Web 2.0: A new Philosophy
More than the development of models and tools, Web 2.0 is a new philosophy behind the evolution of the Internet. This philosophy is similar to the open-source movement initiated by Stallman during the 1980s. Even though the open-source movement began in the early 1960s with the advent of ARPAnet project of the US Defense Department, the roots of the contemporary open-source odyssey are connected directly to Stallman’s GNU on a free, libre, open-source alternative to proprietary versions of the Unix operating system (OS). Stallman’s GNU project spanned the course of a decade and resulted in a number of initiatives eventually licensed for distribution under the GNU General Public License (GNU GPL). Linux OS (developed by Linus Towards with its first Linux release in 1991), Navigator of Netscape in 1998, MySQL, Firefox, PHP, Ruby, Perl, Python, or Joomla (I am using to develop this site!) are few FLOSS and open-source initiatives.

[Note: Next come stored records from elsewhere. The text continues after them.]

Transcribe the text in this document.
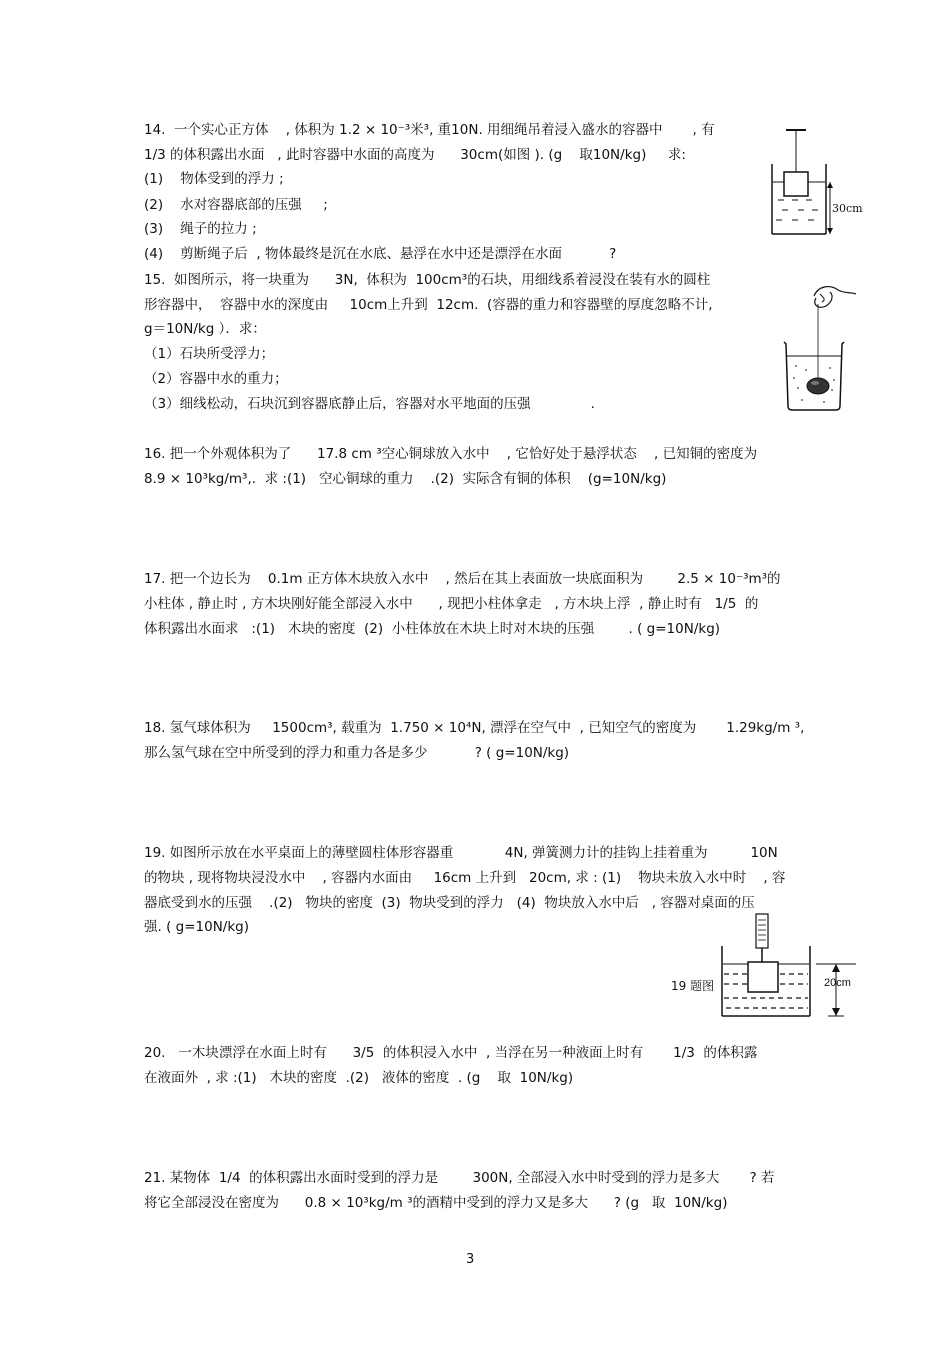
14.  一个实心正方体    , 体积为 1.2 × 10⁻³米³, 重10N. 用细绳吊着浸入盛水的容器中       , 有
1/3 的体积露出水面   , 此时容器中水面的高度为      30cm(如图 ). (g    取10N/kg)     求:
(1)    物体受到的浮力 ;
(2)    水对容器底部的压强     ;
(3)    绳子的拉力 ;
(4)    剪断绳子后  , 物体最终是沉在水底、悬浮在水中还是漂浮在水面           ?
30cm
15.  如图所示，将一块重为      3N,  体积为  100cm³的石块，用细线系着浸没在装有水的圆柱
形容器中，  容器中水的深度由     10cm上升到  12cm.  (容器的重力和容器壁的厚度忽略不计,
g＝10N/kg ）．求：
（1）石块所受浮力；
（2）容器中水的重力；
（3）细线松动，石块沉到容器底静止后，容器对水平地面的压强              .
16. 把一个外观体积为了      17.8 cm ³空心铜球放入水中    , 它恰好处于悬浮状态    , 已知铜的密度为
8.9 × 10³kg/m³,.  求 :(1)   空心铜球的重力    .(2)  实际含有铜的体积    (g=10N/kg)
17. 把一个边长为    0.1m 正方体木块放入水中    , 然后在其上表面放一块底面积为        2.5 × 10⁻³m³的
小柱体 , 静止时 , 方木块刚好能全部浸入水中      , 现把小柱体拿走   , 方木块上浮  , 静止时有   1/5  的
体积露出水面求   :(1)   木块的密度  (2)  小柱体放在木块上时对木块的压强        . ( g=10N/kg)
18. 氢气球体积为     1500cm³, 载重为  1.750 × 10⁴N, 漂浮在空气中  , 已知空气的密度为       1.29kg/m ³,
那么氢气球在空中所受到的浮力和重力各是多少           ? ( g=10N/kg)
19. 如图所示放在水平桌面上的薄壁圆柱体形容器重            4N, 弹簧测力计的挂钩上挂着重为          10N
的物块 , 现将物块浸没水中    , 容器内水面由     16cm 上升到   20cm, 求 : (1)    物块未放入水中时    , 容
器底受到水的压强    .(2)   物块的密度  (3)  物块受到的浮力   (4)  物块放入水中后   , 容器对桌面的压
强. ( g=10N/kg)
19 题图	20cm
20.   一木块漂浮在水面上时有      3/5  的体积浸入水中  , 当浮在另一种液面上时有       1/3  的体积露
在液面外  , 求 :(1)   木块的密度  .(2)   液体的密度  . (g    取  10N/kg)
21. 某物体  1/4  的体积露出水面时受到的浮力是        300N, 全部浸入水中时受到的浮力是多大       ? 若
将它全部浸没在密度为      0.8 × 10³kg/m ³的酒精中受到的浮力又是多大      ? (g   取  10N/kg)
3
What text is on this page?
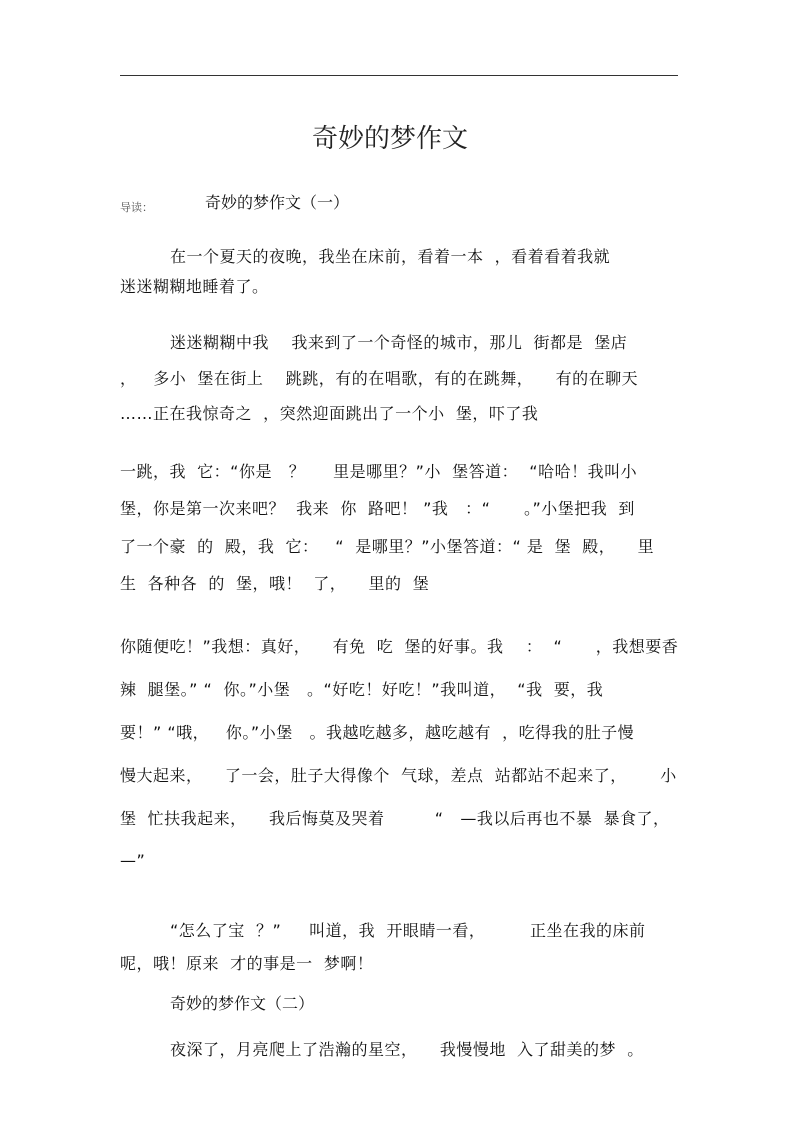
奇妙的梦作文
导读：	奇妙的梦作文（一）
在一个夏天的夜晚，我坐在床前，看着一本  ，看着看着我就
迷迷糊糊地睡着了。
迷迷糊糊中我    我来到了一个奇怪的城市，那儿  街都是  堡店
，   多小  堡在街上    跳跳，有的在唱歌，有的在跳舞，    有的在聊天
……正在我惊奇之  ，突然迎面跳出了一个小  堡，吓了我
一跳，我  它：“你是   ？     里是哪里？”小  堡答道：  “哈哈！我叫小
堡，你是第一次来吧？  我来  你  路吧！ ”我   ：“      。”小堡把我  到
了一个豪  的  殿，我  它：   “  是哪里？”小堡答道：“ 是  堡  殿，    里
生  各种各  的  堡，哦！  了，    里的  堡
你随便吃！”我想：真好，    有免  吃  堡的好事。我    ：  “      ，我想要香
辣  腿堡。” “  你。”小堡   。“好吃！好吃！”我叫道，  “我  要，我
要！” “哦，   你。”小堡   。我越吃越多，越吃越有  ，吃得我的肚子慢
慢大起来，    了一会，肚子大得像个  气球，差点  站都站不起来了，      小
堡  忙扶我起来，    我后悔莫及哭着         “   —我以后再也不暴  暴食了，
—”
“怎么了宝  ？”     叫道，我  开眼睛一看，        正坐在我的床前
呢，哦！原来  才的事是一  梦啊！
奇妙的梦作文（二）
夜深了，月亮爬上了浩瀚的星空，    我慢慢地  入了甜美的梦  。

Free, libre, and open source software (FLOSS) is software that is liberally licensed to grant the right of users to study, change, and improve its design through the availability of its source code. Stallman developed the free software definition and the concept of copyleft to ensure software freedom for all.

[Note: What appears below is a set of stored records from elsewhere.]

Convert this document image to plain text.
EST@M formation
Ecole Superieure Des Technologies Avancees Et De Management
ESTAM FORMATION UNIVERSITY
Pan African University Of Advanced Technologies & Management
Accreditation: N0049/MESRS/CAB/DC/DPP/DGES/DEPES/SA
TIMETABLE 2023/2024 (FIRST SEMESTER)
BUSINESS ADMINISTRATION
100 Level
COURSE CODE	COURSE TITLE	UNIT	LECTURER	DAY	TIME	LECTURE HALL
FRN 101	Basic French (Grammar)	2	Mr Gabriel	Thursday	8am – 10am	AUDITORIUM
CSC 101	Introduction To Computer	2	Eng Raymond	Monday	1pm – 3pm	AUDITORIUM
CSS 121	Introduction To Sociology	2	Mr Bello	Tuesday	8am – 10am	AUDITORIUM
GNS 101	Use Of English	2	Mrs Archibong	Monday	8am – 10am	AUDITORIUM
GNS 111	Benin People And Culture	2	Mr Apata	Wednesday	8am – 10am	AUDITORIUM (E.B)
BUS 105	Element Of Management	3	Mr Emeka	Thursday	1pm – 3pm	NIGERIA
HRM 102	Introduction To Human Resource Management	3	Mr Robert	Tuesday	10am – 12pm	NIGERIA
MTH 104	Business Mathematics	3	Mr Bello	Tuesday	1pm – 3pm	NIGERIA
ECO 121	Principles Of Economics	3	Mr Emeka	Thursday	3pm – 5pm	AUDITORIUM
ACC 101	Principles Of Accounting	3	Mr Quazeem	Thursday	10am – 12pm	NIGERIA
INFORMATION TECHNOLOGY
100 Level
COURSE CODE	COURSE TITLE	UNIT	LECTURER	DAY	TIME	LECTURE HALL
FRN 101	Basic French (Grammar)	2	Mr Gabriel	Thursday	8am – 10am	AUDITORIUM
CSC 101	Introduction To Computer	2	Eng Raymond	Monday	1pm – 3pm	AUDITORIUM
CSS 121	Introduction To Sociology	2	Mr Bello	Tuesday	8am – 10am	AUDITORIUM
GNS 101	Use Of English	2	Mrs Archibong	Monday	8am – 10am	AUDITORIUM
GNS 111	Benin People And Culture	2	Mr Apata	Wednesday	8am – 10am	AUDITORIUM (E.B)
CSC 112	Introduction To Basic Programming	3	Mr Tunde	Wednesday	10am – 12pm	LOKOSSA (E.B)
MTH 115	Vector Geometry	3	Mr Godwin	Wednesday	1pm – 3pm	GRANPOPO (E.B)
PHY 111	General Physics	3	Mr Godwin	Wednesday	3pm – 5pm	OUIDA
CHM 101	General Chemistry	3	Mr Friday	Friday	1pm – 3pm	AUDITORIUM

Software drives the information society. Software enables us to connect and communicate in ways that drastically changes how we work and play. Software facilitates productivity, at the same time, delivers the digital lifestyle. The open-source movement has gained both momentum and acceptance as the potential benefits have been increasingly recognized by individuals, corporate players, and governments.
A 2003 survey of open-source developers conducted by scholars at Stanford University revealed that the spatial distribution of the open-source movement has evolved into a global phenomenon covering all continents including Africa. Many governments (Peru, Venezuela, Vietnam, Malaysian, India, Germany, Dominican Republic, Ecuador, French, etc.) adopted open-source software in most of their agencies. Today, the majority of companies move to FLOSS.

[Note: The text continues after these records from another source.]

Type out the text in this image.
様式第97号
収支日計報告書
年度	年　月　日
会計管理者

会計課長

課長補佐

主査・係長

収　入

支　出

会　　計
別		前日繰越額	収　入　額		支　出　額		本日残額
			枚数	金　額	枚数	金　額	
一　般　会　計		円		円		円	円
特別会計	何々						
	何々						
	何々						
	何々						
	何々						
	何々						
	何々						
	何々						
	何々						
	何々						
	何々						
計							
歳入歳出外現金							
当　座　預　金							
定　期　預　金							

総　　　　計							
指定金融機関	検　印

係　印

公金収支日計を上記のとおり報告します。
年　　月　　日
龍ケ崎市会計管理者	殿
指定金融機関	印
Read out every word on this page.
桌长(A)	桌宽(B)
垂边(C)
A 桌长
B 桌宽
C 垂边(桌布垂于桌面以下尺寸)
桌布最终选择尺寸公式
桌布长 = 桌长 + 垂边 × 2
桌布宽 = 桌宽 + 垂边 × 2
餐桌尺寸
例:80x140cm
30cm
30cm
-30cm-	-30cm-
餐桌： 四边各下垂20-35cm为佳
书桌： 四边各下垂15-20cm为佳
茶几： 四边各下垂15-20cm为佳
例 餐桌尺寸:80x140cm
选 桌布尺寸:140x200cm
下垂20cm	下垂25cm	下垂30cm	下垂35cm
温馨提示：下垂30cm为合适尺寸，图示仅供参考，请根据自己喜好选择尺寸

After the open-source movement, we are acknowledging a new paradigm shift with Web 2.0. This new gestalt (from Kuhn’s perspective) is what I called “The Open-Content Movement”. The purpose of the movement is to facilitate collaboration and participation toward a global collective intelligence or, to wink at the Fishers, a global distributed mind.
The main idea of distributed mind is that multiskilling for each individual tends to be less important for knowledge teams than putting together the right team of people who collectively have multiple skills. The contribution of computer-mediated communication system (CMCS) to Fishers’ distributed mind is to facilitate the collaboration between virtual knowledge teams.
A CMCS is the use of the computer to structure, store, process, and distribute human communications. A CMCS is frequently used for asynchronous text-based communication, meaning that the participants are distributed in time and space. It can also include graphics or digitize voice, as well as real-time (synchronous) exchanges such as chats and instant messaging (for example, Lotus Notes Sametime, Skype, Yahoo Messaging, and so on). The most common forms of CMCS are electronic mail, computerized conferencing, and bulletin board systems.
The global distributed mind from the new open-content movement will illustrate the capacity of people of the world to participate and collaborate. It will demonstrate the capacity of people to share a collective world’s culture character that represents their cultural mental programming. After all, this is all about globalization: an integration of the world’s culture, economy, and infrastructure through transnational investment, rapid proliferation of communication and information technologies, and the impact of free-market forces on local, regional, and national economies.